Texto de: Rodrigo Serrano-Berthet*
Gostaria de iniciar este texto com uma afirmação que pode soar um pouco polêmica:
Os tomadores de decisões em matéria de segurança e justiça na América Latina e Caribe não tem, em geral, demonstrado muito interesse em saber se suas políticas são ou não efetivas para prevenir e reduzir o delito, a violência e a insegurança que assolam a região.
Não estou dizendo que eles não estão interessados, mas que eles não demostraram esse tipo de preocupação. Se o crime diminui, é por causa de suas políticas. Se o crime aumenta, é devido a fatores que escapam de seu controle. A oposição apresenta argumentos diametralmente opostos. A qualidade do debate público sobre a efetividade das políticas de segurança, muitas vezes, não excede em muito esse nível de sofisticação. Como consequência, na maioria dos casos, não sabemos se nossas intervenções têm algum impacto na redução da criminalidade. Estou falando da média, é claro; existem exceções.
Há várias razões que ajudam a entender essa situação, mas antes de entrar nesse tópico eu gostaria de explicar em que me baseio para fazer essa afirmação.

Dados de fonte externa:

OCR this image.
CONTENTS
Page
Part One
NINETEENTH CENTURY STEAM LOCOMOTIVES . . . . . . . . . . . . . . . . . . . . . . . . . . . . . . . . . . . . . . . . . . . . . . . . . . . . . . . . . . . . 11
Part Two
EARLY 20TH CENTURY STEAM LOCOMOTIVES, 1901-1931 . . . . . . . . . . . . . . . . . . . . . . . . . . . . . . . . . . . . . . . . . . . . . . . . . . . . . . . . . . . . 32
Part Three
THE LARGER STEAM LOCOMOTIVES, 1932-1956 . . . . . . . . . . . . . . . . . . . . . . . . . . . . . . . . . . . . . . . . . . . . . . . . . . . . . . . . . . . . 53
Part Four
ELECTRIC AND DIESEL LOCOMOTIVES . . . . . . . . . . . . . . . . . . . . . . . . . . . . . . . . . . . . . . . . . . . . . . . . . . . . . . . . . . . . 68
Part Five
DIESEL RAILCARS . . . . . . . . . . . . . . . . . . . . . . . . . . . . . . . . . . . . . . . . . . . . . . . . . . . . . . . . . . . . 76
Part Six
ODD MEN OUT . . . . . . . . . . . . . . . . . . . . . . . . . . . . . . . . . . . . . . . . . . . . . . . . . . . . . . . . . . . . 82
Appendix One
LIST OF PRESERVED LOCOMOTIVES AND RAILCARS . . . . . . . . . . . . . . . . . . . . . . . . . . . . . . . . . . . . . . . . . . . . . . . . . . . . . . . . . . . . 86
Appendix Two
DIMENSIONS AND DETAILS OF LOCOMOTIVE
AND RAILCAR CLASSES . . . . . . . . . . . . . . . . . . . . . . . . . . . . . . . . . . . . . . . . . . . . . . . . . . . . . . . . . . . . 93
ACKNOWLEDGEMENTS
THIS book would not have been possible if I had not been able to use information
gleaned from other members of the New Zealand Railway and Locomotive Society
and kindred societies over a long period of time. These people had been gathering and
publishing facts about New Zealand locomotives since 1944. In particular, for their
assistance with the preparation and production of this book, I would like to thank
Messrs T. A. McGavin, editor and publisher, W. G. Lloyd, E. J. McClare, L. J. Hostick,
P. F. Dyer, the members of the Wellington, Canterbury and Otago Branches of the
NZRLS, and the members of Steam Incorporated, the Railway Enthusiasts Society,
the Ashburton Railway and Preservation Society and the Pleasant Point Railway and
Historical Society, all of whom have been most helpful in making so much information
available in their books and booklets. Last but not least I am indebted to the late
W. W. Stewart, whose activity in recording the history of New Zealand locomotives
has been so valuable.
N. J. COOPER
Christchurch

Como medir o interesse governamental pela efetividade dos programas de segurança e justiça?
Sem pretender ser exaustivo, proponho três formas “gerais” de mensurar o que seria desejável encontrar.
1) Avaliações de impacto (quantidade, qualidade, financiamento, uso)
Se houvesse interesse na efetividade, a região teria milhares de estudos que avaliariam se é possível atribuir ao "programa x", ou à "medida z", algum efeito sobre a incidência de roubos, de episódios de violência de gênero ou qualquer outra variável que o programa procurasse impactar. Uma porcentagem significativa desses estudos seria de alto rigor científico em termos de inferência causal, e uma alta proporção deles teria sido apoiada pelos governos. Com o passar do tempo, observaríamos que os programas que funcionam foram ganhando escala e aqueles que não funcionam foram sendo extintos.
Esse seria o ideal. Agora, vamos olhar para a realidade.
Para criar o Banco de Evidências, nós, do BID, fizemos uma pesquisa exaustiva sobre as avaliações de impacto existentes na região. Até agora, encontramos cerca de 200 estudos, dos quais cerca de 60 atendem a critérios de rigor científico para inferir causalidade.
Este não é um número desprezível, mas é bastante pequeno, na minha opinião, se considerarmos que a região tem 33 países que há mais de 20 anos implementam todos os tipos de programas de segurança em nível nacional e em milhares de governos subnacionais. Dos estudos que encontramos, apenas uma minoria foi financiada direta ou indiretamente pelos governos da região.
2) Desenho de programas informados por evidências
Se houvesse um real interesse pela efetividade, cada vez que um novo programa tivesse que ser desenhado ou uma nova decisão política tomada, o gestor a cargo teria procurado se informar sobre melhores evidências científicas disponíveis, sobre as causas do problema que quer atacar e sobre as soluções que funcionaram para resolver tal problema. Os tomadores de decisão teriam adaptado essas soluções ao seu contexto e definido mecanismos ágeis de aprendizagem iterativa. Tudo isso seria refletido nos documentos de planejamento do programa, bem como em seu sistema de monitoramento e avaliação.
Agora, vamos à realidade.
Há alguns anos fizemos um estudo que, embora parcial e imperfeito, nos dá algumas pistas relevantes. Tomando em consideração seis países da região, analisamos o desenho de 283 programas de segurança cidadã e descobrimos que apenas 8% incluíam informações referentes a evidências de efetividade referentes ao tipo de intervenção sendo proposta.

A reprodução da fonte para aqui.